Resulting recommendations

This guidance makes 5 recommendations:

1. Use a two-question format (1 question regarding race, 1 question regarding ethnicity; see Appendix 2). The ethnicity question should appear first.

2. Study participants should self-report race and ethnicity information whenever possible and should be allowed to report a multiracial identity. If the patient cannot answer these questions, ask a first-degree relative or other knowledgeable source.

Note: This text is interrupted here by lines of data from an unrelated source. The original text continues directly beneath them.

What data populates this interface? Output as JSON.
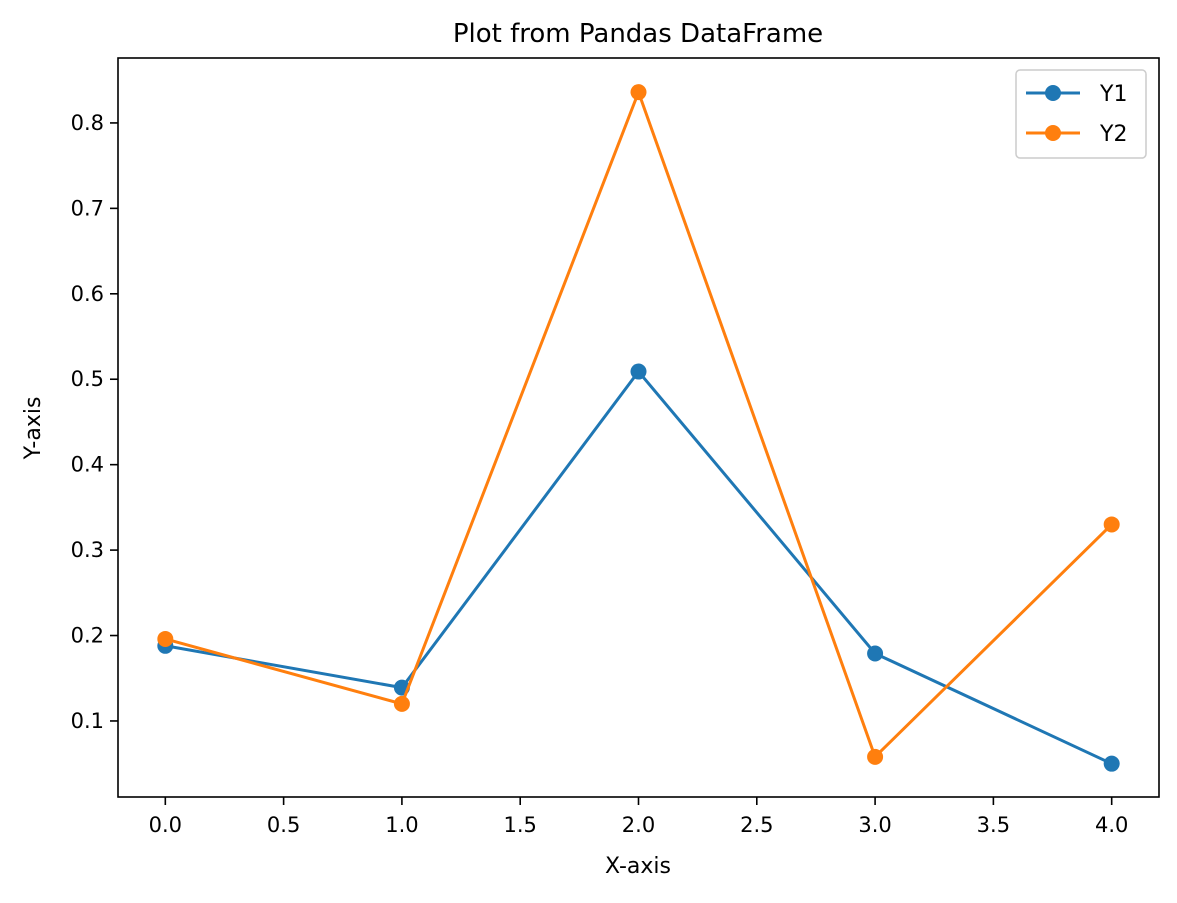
{
  "chart_data": {
    "type": "line",
    "title": "Plot from Pandas DataFrame",
    "xlabel": "X-axis",
    "ylabel": "Y-axis",
    "x": [
      0,
      1,
      2,
      3,
      4
    ],
    "series": [
      {
        "name": "Y1",
        "color": "#1f77b4",
        "values": [
          0.188,
          0.139,
          0.509,
          0.179,
          0.05
        ]
      },
      {
        "name": "Y2",
        "color": "#ff7f0e",
        "values": [
          0.196,
          0.12,
          0.836,
          0.058,
          0.33
        ]
      }
    ],
    "xlim": [
      -0.2,
      4.2
    ],
    "ylim": [
      0.011,
      0.876
    ],
    "xticks": [
      0.0,
      0.5,
      1.0,
      1.5,
      2.0,
      2.5,
      3.0,
      3.5,
      4.0
    ],
    "xtick_labels": [
      "0.0",
      "0.5",
      "1.0",
      "1.5",
      "2.0",
      "2.5",
      "3.0",
      "3.5",
      "4.0"
    ],
    "yticks": [
      0.1,
      0.2,
      0.3,
      0.4,
      0.5,
      0.6,
      0.7,
      0.8
    ],
    "ytick_labels": [
      "0.1",
      "0.2",
      "0.3",
      "0.4",
      "0.5",
      "0.6",
      "0.7",
      "0.8"
    ],
    "grid": false,
    "legend_position": "top-right",
    "marker": "circle"
  }
}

3. To identify ethnicity, choose at minimum between the following:
• Hispanic or Latino
• Not Hispanic or Latino.

4. To identify race choose at minimum among the following:
• American Indian or Alaska Native
• Asian (nb broken out as a separate category and separated from Pacific Islander, which is a departure from earlier assessments)
• Black or African American
• Native Hawaiian or Other Pacific Islander.
• White

5. If the study requires more detailed race and ethnicity information, follow OMB Directive 15. Also available are Health Level Seven’s Reference Information Model Structural Vocabulary Tables. Health Level Seven (HL7) is accredited by the American National Standards Institute (more information is available at http:/hl7.org).

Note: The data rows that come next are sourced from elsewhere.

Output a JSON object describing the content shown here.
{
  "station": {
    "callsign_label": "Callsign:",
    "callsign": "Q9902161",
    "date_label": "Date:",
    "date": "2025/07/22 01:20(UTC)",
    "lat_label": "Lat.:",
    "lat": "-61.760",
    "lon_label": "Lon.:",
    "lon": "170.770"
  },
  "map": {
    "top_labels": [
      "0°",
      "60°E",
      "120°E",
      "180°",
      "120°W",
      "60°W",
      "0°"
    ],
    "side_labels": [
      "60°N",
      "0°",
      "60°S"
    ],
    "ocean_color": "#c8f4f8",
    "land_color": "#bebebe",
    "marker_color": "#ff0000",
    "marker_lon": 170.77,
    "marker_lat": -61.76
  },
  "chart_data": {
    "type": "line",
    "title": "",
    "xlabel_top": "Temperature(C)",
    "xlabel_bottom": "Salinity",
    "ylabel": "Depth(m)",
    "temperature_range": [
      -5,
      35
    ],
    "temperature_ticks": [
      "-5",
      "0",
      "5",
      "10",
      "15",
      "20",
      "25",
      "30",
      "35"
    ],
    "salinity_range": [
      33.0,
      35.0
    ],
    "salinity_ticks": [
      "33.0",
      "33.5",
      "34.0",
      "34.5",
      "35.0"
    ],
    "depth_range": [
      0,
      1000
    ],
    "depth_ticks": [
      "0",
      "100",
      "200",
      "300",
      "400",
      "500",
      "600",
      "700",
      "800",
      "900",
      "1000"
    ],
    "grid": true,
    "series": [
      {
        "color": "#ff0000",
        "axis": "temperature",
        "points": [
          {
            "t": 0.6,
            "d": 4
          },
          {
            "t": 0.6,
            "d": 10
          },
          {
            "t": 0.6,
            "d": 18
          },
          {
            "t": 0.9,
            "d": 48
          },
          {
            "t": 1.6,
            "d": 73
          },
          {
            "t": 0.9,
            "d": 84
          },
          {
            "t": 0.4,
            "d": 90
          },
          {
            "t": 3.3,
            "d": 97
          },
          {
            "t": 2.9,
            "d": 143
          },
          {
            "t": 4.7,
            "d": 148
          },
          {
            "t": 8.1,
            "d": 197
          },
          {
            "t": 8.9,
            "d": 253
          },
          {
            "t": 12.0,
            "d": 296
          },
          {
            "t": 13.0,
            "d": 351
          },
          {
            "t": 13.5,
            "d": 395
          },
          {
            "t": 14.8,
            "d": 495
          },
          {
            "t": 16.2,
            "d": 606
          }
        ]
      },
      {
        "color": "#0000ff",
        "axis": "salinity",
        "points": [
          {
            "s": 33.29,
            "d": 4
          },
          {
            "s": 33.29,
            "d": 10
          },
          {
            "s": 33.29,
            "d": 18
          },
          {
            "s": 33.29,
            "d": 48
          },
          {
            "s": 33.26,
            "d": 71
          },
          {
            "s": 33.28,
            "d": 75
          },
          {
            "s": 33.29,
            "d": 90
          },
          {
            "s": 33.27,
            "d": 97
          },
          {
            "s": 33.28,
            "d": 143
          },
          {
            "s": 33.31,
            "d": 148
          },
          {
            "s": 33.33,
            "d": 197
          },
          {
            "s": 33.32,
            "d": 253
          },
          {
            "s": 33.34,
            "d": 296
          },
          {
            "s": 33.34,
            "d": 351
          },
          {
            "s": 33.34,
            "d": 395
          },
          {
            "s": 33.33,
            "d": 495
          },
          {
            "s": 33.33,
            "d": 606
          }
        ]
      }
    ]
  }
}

If sponsors use the electronic Common Technical Document from ICH E4, they can refer to section 2.7.4.1.3 and table 2.7.4.2, but FDA prefers its descriptors of race and ethnicity. FDA points out that this guidance does not address levels of enrollment necessary to show statistical significance. Finally, the agency notes that the guidance can be used in CDRH applications as appropriate.

Note

Race and ethnicity are fraught with misconceptions and historical baggage. The guidance notes that in June 2005 FDA approved a fixed-dose combination of isosorbide dinitrate and hydralazine hydrochloride (BiDil) to treat heart failure in African American patients. The agency also notes that subgroups respond differently to some medical products. Certain “intrinsic factors” (eg, genetics, metabolism, elimination) and “extrinsic factors” (eg, diet, environmental exposure, sociocultural issues) may be responsible and are subject to confounding. Others have reported that Asians and African Americans respond poorly to some antidepressants, antipsychotics, and beta blockers, possibly because they have low levels of an important metabolic enzyme (CYP 2D6). Advances in genomics may make racial and ethnic descriptors less and less important.

These and related issues are discussed in: Winker MA. Measuring race and ethnicity: why and how? JAMA. 2004;292(13):1612–1614.